Auf vier DIMM-Steckplätzen können 4x 32 GB an DDR4-Speicher mit einem Takt von bis zu 2.133 MHz untergebracht werden. Beim Speicherausbau ist man also recht flexibel, da Module mit ECC erschwinglich sind. Für den Maximalausbau müssen es aber RDIMM-Module sein, als UDIMM sind maximal 16 GB pro Modul möglich.

Auf Seiten der I/O-Anschlüsse bietet das ASRock Rack D1622D4I auf der linken Seite einen RJ45 für den Zugriff auf den BMC bzw. das Intelligent Platform Management Interface (IPMI). Darunter sind die beiden USB 3.1 Gen1 mit 5 GBit/s zu sehen. Rechts davon befindet sich ein Taster. Wird der UID-Schalter gedrückt, leuchtet dieser auf und auch eine LED auf der anderen Seite des Mainboards leuchtet. Auch über das IPMI-Interface kann die LED zum Leuchten gebracht werden. Somit lässt sich die mehrfach im Rack verbaute Hardware recht leicht identifizieren.

In der Mitte sind die beiden 1-GBit-Ethernet-Anschlüsse zu sehen.
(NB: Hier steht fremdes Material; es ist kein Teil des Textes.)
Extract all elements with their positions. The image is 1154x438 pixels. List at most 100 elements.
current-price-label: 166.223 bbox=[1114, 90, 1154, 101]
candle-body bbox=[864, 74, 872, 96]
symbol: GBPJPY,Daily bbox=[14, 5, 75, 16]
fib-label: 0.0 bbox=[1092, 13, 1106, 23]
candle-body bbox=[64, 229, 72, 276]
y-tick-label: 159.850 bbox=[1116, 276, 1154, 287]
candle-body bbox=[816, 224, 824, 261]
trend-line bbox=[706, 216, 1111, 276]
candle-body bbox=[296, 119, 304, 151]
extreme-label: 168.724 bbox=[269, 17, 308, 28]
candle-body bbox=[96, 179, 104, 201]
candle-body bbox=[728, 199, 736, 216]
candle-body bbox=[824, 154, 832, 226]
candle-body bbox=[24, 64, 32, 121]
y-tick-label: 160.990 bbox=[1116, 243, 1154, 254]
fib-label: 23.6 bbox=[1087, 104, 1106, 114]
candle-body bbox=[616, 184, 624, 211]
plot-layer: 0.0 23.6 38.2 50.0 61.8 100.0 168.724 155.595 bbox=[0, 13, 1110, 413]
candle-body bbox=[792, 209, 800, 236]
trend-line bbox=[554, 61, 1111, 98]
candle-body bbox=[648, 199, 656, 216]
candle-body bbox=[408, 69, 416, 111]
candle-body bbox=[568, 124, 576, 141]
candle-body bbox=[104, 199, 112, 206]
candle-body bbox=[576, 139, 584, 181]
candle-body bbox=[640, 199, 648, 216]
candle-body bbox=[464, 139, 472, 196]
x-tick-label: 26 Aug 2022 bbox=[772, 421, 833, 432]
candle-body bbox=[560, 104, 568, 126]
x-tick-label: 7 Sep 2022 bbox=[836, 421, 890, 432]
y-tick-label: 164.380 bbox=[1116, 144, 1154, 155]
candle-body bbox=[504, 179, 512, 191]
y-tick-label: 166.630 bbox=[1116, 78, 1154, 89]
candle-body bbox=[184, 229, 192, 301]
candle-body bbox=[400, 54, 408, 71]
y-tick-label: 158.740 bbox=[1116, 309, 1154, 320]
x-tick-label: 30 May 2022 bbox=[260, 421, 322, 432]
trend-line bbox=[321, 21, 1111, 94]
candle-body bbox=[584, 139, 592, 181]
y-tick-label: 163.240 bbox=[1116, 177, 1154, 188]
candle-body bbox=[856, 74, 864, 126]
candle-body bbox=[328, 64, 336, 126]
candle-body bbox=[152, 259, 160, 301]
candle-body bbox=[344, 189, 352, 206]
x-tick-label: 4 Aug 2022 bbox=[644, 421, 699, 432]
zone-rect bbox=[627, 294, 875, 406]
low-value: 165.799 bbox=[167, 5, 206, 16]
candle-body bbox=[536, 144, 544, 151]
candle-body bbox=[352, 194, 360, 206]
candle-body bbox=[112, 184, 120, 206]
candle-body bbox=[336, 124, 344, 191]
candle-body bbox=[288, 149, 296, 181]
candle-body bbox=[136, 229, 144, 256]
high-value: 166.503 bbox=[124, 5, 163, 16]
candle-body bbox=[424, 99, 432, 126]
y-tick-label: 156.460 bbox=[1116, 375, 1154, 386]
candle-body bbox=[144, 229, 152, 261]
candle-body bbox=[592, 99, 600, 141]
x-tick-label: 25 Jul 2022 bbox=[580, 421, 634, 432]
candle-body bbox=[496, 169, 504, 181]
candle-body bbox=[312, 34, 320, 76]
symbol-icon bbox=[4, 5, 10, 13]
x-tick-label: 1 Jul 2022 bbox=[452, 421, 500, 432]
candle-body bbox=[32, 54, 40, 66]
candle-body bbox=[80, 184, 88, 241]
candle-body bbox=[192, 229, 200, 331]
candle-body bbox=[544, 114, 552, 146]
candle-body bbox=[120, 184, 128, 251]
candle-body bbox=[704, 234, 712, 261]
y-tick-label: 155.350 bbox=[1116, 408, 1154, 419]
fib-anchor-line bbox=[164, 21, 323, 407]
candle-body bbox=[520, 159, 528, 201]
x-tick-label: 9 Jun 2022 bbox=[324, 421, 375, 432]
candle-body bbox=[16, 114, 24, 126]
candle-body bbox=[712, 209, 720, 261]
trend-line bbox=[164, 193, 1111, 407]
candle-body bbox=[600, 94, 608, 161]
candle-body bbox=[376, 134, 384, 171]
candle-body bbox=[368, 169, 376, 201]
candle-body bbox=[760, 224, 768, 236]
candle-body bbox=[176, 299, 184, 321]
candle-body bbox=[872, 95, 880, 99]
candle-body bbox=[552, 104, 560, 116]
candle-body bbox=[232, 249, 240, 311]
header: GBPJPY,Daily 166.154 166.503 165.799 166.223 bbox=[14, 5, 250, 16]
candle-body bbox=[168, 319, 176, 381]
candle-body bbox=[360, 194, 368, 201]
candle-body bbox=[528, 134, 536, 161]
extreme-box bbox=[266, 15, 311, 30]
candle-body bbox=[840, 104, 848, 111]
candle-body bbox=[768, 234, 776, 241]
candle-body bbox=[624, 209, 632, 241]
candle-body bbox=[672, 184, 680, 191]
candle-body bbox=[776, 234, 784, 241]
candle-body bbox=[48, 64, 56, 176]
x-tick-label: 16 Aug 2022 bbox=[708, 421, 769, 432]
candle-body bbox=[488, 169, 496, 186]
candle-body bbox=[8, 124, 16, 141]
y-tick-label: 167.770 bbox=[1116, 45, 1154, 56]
Sie werden verwendet, um das D1622D4I in das Netzwerk anzubinden. Als Controller kommt ein Intel i210 zum Einsatz. Mit einem Durchsatz von 1 GBit/s bewegt man sich hier im unteren Bereich dessen, was aktuell an Netzwerkhardware ausgeliefert wird. Teilweise stattet die Hersteller ihre Mainboards und NAS schon mit 2.5G-, 5- oder gar 10G-BaseT aus. Ganz rechts ist der VGA-Anschluss zu sehen, der an den BMC angebunden ist.